(Reuters) - World number one Andy Murray is confident he can stay at the top of the men’s game and play on into his thirties - as long as he can keep himself fit.
Murray, who turned 30 on Monday, has not won a title since the Dubai Open in February and was eliminated in the second round of the Madrid Open last week, but is preparing to defend his title at this week’s Rome Masters.
“When I was starting out on the tour, that (30) is around the time when a lot of (players) would have stopped playing or started to struggle,” Murray was quoted as saying by the Times.
“You never know how your body’s going to be and your health. If that’s fine, there is no reason why you can’t compete at the top of the game into your early to mid-thirties.

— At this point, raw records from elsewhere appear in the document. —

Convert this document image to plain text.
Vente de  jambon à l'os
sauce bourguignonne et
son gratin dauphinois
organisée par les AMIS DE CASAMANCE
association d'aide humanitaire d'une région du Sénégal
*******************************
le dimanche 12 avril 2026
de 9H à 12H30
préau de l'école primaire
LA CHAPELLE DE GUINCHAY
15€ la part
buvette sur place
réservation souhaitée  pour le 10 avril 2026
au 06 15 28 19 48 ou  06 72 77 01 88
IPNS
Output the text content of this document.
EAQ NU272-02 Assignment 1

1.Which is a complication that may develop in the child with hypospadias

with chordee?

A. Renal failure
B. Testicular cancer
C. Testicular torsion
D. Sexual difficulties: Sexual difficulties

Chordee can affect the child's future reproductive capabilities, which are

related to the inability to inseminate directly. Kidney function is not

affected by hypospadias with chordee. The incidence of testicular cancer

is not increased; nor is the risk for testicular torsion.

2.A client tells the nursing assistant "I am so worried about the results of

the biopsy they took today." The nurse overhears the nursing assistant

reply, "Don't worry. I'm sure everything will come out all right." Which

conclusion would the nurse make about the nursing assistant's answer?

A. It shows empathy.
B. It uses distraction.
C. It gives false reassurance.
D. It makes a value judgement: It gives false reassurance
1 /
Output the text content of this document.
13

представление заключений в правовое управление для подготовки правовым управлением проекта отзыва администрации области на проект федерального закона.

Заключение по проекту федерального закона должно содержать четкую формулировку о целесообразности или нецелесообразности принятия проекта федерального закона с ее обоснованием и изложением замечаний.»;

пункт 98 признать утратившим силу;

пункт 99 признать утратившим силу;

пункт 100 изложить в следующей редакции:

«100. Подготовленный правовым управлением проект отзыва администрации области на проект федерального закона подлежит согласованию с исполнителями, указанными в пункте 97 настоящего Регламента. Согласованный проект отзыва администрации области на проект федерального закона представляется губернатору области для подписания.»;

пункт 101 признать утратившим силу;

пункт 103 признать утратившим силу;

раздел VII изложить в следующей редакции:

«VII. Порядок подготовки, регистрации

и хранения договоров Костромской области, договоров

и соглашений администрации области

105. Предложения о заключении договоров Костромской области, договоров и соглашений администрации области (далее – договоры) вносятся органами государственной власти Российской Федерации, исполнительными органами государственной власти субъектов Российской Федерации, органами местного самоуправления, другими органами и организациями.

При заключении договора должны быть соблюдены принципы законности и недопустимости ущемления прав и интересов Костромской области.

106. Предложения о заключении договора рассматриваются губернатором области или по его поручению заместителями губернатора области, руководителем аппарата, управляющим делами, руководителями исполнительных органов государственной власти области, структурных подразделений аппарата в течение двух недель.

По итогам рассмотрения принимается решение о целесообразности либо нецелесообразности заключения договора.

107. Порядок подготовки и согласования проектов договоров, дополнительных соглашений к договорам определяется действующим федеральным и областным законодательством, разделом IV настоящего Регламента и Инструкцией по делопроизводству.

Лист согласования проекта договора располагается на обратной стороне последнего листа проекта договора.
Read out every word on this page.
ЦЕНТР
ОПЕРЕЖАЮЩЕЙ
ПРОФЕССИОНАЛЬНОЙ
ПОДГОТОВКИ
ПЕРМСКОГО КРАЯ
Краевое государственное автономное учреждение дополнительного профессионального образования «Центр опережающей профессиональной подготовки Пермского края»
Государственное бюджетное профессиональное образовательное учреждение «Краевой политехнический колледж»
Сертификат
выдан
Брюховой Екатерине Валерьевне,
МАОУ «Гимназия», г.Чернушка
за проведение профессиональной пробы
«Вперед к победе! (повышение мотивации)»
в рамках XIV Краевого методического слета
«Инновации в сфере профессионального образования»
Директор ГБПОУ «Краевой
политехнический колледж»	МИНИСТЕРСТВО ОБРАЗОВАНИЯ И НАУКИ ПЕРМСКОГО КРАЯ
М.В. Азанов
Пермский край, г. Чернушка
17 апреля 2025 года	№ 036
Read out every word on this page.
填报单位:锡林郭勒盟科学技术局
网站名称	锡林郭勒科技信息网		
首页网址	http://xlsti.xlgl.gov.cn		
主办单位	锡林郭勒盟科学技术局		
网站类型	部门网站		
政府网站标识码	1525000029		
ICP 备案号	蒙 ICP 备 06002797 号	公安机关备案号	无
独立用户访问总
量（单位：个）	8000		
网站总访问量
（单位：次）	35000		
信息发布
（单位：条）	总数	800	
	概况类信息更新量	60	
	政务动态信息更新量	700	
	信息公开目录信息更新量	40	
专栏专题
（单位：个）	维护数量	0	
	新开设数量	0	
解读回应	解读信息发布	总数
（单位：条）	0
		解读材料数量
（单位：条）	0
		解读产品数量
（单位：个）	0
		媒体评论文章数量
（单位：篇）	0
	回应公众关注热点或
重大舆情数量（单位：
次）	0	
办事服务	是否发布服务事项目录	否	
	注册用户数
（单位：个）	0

“Not everyone is going to be able to do that, you don’t know how good the generation coming up are going to be, if they’re better than the current generation. If that’s the case then I think it becomes more difficult, but I’m hoping it isn’t.”
Murray was out with an elbow injury earlier this year and is still playing his way back to full fitness ahead of next week’s French Open.
The Scot, who faces Italian Fabio Fognini in the second round in Rome, acknowledged that he could take nothing for granted after beating Novak Djokovic to win the title last year.
“I think a lot can change in 12 months,” Murray said. “I mean, a lot can change in a week in tennis... So I don’t think that just because you do well the previous year means that you’re going to have a good event the next year.”
“Fognini is one of the better clay-court players, for sure. He obviously will be highly motivated playing in Italy as well.
“I have had some tough matches with him in the past, so it won’t be easy. I will definitely need to play well in that one to have a chance of winning.”